I was in a computer architecture class last semester, and the last chapter was about all this multiprocessor stuff. It's quite confusing and I didn't really learn it that well.
What's the big deal about it? Do multiple cores really provide the speedup they promise? Is task level parallelism a good idea, or do the separate processes need to like communicate with each other a lot?
And how does vector processing play into things? How many applications really rely on vector processing? I know a lot of this is geared at graphics and sometimes sound, but do they have much benefit to normal processing? Will it change how programming is done like in a serious way?
I guess this is kind of like the change from learning about calculus in a scalar way (Calc 1 and early Calc 2) to transitioning to a vector way of thinking (vector calculus). Which still is more complicated, I understand calculus in a scalar perspective, but I forgot a lot of those vector calc formulas, and how they relate to a scalar math world. I wish math the way it's taught was more generalized to account for vector and matrix (arbitrary R^n).
parallel processing is a big deal since they hit the 4ghz barrier in pentium 4 days. since then, it has proven impossible to consistently make cpu's stable at speeds higher than 4ghz, so, the primery way to make cpu's perform faster is parallelism- multiple pipeline, multi-core and/or hyperthreaded designs.

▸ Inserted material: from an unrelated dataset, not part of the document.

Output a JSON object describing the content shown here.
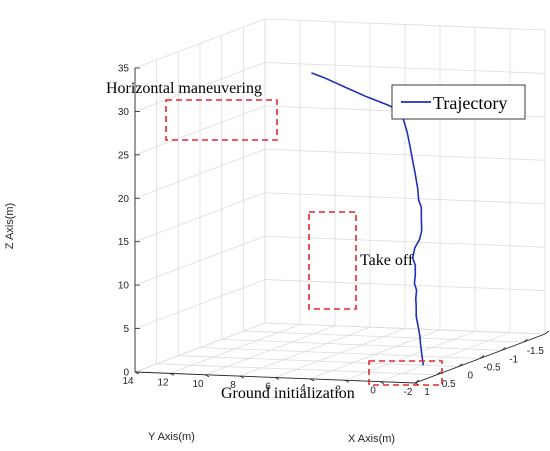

certain instructions are dependent upon each oter, and have to be processed in a particular order, sometimes. a problem with parallelism is when instructions get put in the pipeline in the wrong order, and thus have to be flushed to free up the pipeline while the other, required instruction is completed. this was a particular problem with pentium 4's, even in the single cores, becuase they used an advanced (at the time) "out-of-order instructional parallelism" instruction set, to take advantage of an approx. doubling of cpu pipelines in a single core. this proved adding more pipelines to be inefficient at numbers higher than 10-15, so they transitioned from adding more pipelines to reducing pipelines and instead adding more cores.
pentium 4's hyperthreading technology also proved to be problematic at times, so it was not included in the core archetecture, and only recently re-introduced in the i5's and i7's, while they perfected the technology. even with the new inproved hyper-threading technology, the physical core and "virtual" core have to share some internal cpu hardware elements, so physical multi-core technology has proven to be more effective than hyperthreading.
with increased pipelines and "out of order instructional parallelism" within a single core, the performance gain is dependent upon the cpu isntructions set, while with multi-core technology, the performance gain is software dependent, and hyper-threading is dependent upon a combination of the two. when you let the application control the parallelism, it seems to work better, because cpu instruction sets can sometimes conflict with software- especially software that was not designed with the additional instruction sets in mind.
vector processing also uses cpu instruction sets for multi-media such ass mmx and sse instructions. the idea with vector processing is differrent from "out of order instructional parallelism" because it sends not just the instruction down the popeline, but also the necesarry data along with it, to keep the cpu from having to access the ram for required data. generally parallalism divides everything into little threads to allow simultaneous processing of many small chunks of data, while vactor processing does much the opposite, and sends fewer, larger chunks down the pipeline. vector processing reduces the issue with parallelism- that being, some instructions are dependent upon the results of others, and seems to work best with general multimedia. parallelism seems to work better with encoding. each approach works differrently, depending upon the type of data being processed.